By default (createTopology: true), Flowly creates the full queue topology — including the .retry queue, .dlx exchange, and .dead-letter queue — at startup. No manual configuration is required.

When createTopology: false, you are responsible for provisioning this topology before starting the application. Flowly validates the retry queues at startup and throws InvalidOperationException if any {queue}.retry queue is missing:

RabbitMQ retry queue 'order-created.retry' does not exist.
When createTopology is false, the retry queue must be pre-declared with
x-dead-letter-exchange="" and x-dead-letter-routing-key="order-created".
Either set createTopology: true or ensure the queue topology is provisioned before startup.

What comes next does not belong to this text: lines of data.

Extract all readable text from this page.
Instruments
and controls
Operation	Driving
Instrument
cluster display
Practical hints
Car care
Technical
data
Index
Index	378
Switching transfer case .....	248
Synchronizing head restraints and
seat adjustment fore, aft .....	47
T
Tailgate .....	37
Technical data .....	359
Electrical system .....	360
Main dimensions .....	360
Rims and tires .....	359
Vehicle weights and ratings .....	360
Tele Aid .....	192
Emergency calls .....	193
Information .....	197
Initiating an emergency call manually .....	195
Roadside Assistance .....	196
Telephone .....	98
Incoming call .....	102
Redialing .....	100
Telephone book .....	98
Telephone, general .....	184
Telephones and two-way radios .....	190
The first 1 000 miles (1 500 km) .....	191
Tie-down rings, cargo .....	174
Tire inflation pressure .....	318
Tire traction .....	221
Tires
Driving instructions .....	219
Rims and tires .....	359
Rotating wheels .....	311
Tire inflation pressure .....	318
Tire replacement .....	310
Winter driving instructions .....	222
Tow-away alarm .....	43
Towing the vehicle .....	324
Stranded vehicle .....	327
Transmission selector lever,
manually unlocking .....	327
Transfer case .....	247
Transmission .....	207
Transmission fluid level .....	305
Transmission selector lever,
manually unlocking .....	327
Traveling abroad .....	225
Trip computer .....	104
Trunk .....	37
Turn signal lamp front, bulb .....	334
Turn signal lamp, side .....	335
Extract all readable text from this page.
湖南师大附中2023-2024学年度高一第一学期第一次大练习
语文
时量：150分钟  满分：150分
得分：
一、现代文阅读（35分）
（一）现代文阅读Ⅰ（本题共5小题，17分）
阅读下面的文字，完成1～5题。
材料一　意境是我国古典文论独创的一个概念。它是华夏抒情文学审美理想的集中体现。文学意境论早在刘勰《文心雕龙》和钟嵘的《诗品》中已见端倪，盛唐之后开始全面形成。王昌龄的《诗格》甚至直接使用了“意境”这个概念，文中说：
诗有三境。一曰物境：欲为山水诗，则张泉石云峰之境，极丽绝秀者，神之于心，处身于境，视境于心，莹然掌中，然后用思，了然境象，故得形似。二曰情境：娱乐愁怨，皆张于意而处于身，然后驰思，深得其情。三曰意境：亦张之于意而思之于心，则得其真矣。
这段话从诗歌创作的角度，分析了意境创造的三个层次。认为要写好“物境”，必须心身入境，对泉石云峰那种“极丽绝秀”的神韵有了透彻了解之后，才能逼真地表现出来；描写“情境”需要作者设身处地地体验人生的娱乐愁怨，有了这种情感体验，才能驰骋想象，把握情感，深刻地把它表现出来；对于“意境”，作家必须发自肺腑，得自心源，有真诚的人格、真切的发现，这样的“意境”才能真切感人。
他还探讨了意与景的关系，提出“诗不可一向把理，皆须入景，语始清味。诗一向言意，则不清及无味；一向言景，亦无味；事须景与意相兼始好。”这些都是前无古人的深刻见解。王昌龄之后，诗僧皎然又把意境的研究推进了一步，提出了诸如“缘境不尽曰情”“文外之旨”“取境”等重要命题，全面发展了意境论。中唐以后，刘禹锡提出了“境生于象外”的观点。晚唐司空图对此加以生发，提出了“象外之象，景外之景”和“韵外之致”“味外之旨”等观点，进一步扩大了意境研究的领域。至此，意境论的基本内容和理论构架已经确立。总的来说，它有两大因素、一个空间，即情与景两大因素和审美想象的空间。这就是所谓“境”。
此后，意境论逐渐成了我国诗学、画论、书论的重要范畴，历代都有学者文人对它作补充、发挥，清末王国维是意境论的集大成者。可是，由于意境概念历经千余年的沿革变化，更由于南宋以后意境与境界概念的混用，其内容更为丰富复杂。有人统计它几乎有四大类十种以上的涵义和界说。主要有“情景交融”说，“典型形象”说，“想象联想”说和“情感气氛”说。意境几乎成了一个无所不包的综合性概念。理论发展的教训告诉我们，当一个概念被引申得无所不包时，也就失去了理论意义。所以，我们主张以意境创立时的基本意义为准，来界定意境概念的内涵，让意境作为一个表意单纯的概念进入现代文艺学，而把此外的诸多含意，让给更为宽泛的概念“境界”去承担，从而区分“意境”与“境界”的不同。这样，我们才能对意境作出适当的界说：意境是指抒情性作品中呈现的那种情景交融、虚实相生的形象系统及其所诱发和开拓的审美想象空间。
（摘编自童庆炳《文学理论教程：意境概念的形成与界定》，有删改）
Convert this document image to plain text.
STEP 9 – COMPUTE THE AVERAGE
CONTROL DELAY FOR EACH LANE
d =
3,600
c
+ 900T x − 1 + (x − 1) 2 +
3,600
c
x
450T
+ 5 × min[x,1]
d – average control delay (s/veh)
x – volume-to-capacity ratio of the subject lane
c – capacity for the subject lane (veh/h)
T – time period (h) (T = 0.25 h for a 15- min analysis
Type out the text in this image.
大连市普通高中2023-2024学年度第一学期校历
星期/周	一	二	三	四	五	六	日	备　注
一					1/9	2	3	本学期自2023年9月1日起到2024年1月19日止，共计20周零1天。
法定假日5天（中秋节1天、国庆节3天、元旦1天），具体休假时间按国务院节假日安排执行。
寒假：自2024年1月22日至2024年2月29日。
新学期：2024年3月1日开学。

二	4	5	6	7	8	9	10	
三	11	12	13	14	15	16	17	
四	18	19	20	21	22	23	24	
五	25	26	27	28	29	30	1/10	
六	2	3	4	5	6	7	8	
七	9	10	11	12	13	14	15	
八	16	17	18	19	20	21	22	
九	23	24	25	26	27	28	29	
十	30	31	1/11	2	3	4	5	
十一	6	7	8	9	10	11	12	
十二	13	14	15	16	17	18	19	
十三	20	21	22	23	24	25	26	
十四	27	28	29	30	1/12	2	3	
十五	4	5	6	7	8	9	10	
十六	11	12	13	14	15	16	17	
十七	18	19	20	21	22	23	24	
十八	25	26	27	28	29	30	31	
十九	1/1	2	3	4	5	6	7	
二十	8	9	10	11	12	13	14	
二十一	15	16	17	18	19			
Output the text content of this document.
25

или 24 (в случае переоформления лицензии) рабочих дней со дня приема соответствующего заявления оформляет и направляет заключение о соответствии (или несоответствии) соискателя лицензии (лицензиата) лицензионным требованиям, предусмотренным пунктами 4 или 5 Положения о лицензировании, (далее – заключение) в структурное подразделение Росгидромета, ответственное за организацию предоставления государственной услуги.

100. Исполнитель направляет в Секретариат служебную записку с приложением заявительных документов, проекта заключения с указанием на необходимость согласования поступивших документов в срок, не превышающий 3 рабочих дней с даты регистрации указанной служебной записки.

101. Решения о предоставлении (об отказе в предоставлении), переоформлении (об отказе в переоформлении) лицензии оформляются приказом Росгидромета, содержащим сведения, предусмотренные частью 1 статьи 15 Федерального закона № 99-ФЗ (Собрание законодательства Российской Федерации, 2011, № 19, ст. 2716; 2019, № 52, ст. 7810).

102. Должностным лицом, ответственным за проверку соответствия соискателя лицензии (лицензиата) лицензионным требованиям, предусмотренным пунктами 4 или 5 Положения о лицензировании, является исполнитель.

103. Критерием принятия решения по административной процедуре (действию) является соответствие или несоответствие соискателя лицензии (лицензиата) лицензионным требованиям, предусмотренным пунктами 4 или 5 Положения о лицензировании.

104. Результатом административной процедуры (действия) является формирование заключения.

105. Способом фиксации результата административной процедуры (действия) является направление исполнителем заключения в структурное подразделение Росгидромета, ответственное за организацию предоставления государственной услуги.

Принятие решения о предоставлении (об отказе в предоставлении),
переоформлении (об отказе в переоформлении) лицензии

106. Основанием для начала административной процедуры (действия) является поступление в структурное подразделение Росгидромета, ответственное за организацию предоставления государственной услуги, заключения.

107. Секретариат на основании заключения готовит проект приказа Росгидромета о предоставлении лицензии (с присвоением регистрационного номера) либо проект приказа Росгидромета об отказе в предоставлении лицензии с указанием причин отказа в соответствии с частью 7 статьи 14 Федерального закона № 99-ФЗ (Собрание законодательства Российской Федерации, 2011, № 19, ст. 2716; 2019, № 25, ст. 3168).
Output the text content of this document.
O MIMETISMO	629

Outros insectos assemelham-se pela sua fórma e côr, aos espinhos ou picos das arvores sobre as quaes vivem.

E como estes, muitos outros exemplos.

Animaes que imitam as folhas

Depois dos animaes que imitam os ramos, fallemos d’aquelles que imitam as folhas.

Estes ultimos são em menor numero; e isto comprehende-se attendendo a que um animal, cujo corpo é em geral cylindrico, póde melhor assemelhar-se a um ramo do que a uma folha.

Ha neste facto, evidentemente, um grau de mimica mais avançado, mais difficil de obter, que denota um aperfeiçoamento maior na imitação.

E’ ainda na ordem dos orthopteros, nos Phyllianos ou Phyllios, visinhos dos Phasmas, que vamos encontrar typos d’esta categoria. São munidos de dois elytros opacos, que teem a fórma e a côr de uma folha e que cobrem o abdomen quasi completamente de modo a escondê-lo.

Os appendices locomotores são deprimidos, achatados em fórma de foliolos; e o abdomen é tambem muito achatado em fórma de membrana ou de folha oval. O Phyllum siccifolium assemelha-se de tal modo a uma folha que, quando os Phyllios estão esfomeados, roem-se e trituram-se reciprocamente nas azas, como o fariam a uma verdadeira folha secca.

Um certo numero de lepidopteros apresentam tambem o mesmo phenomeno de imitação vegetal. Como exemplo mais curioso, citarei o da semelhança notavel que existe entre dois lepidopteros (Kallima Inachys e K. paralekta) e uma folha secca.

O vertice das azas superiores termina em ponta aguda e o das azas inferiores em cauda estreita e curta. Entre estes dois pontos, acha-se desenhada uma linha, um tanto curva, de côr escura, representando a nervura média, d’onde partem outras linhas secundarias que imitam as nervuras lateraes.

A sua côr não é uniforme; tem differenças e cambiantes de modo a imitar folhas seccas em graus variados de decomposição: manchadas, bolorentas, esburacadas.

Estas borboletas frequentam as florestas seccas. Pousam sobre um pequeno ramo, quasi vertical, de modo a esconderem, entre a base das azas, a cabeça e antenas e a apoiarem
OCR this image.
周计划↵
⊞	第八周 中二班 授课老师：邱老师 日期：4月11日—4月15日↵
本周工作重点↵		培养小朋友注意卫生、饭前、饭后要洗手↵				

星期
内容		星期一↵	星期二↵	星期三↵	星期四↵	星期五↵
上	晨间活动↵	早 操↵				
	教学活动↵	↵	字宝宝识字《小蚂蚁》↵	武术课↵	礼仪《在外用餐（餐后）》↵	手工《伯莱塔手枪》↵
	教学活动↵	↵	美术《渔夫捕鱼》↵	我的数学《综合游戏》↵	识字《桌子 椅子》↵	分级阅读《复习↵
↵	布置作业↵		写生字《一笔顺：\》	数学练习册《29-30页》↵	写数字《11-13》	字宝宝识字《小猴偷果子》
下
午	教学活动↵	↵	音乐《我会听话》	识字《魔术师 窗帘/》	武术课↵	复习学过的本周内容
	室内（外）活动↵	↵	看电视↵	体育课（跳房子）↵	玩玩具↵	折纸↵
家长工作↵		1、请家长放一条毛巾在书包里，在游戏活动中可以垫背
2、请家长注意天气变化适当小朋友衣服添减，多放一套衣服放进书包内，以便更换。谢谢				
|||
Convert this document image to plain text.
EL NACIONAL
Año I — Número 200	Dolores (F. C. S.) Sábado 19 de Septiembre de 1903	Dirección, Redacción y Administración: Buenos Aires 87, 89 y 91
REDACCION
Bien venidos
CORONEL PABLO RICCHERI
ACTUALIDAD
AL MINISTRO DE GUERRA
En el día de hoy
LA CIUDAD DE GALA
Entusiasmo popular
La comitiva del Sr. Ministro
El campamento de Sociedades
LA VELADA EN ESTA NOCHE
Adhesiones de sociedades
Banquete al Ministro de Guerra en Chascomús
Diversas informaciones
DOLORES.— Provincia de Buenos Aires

Important: The startup check confirms that the retry queue exists, but cannot verify that the DLX arguments are set correctly. If the queue was declared without the correct x-dead-letter-exchange and x-dead-letter-routing-key arguments, retried messages will expire silently without being re-routed. Always use the exact arguments listed above.


OpenTelemetry

The Flowly.OpenTelemetry package wires Flowly's metrics and traces into the OpenTelemetry SDK.

Setup

builder.Services.AddOpenTelemetry()
    .WithMetrics(metrics => metrics.AddFlowlyInstrumentation())
    .WithTracing(tracing => tracing.AddFlowlyInstrumentation());

Metrics

All metrics use the meter name "Flowly" and follow the messaging.* semantic conventions for their attributes (messaging.destination.name, messaging.system, etc.).

Metric Type Description
flowly.message.handler.received Counter Messages received by regular handlers
flowly.message.handler.succeeded Counter Messages processed successfully
flowly.message.handler.failed Counter Messages that failed processing
flowly.message.handler.retried Counter Messages scheduled for retry
flowly.message.handler.duration Histogram (ms) Processing time per message
flowly.message.submitter.sent Counter Messages sent by submitters
flowly.message.submitter.failed Counter Send failures
flowly.message.submitter.duration Histogram (ms) Send duration
flowly.event.handler.received Counter Events received by event handlers
flowly.event.handler.succeeded Counter Events processed successfully
flowly.event.handler.failed Counter Events that failed processing
flowly.event.handler.retried Counter Events scheduled for retry
flowly.event.handler.duration Histogram (ms) Processing time per event
flowly.event.publisher.raised Counter Events raised
flowly.event.publisher.failed Counter Event publish failures
flowly.event.publisher.duration Histogram (ms) Event publish duration
flowly.deadletter.pending Gauge Pending dead-lettered messages
flowly.job.failed Gauge Jobs in the Failed state
flowly.job.running Gauge Jobs in the Started state

Traces

Each message or event handled creates a span named flowly.handle {queueName} with kind Consumer. The span includes handler, messaging.system, messaging.destination.name, messaging.message.id, and messaging.message.conversation_id attributes.


Contributing

See CONTRIBUTING.md for how to report bugs and propose features. Unsolicited large PRs may be closed — please open an issue first.


Status

Flowly is under active development. Azure Service Bus and RabbitMQ transports are supported.

About

Flowly is a queue-based messaging abstraction for .NET. It sits between your application code and the underlying message broker, giving you a clean, convention-driven API for message handling, job tracking, retries, dead letter management, and recurring scheduled work.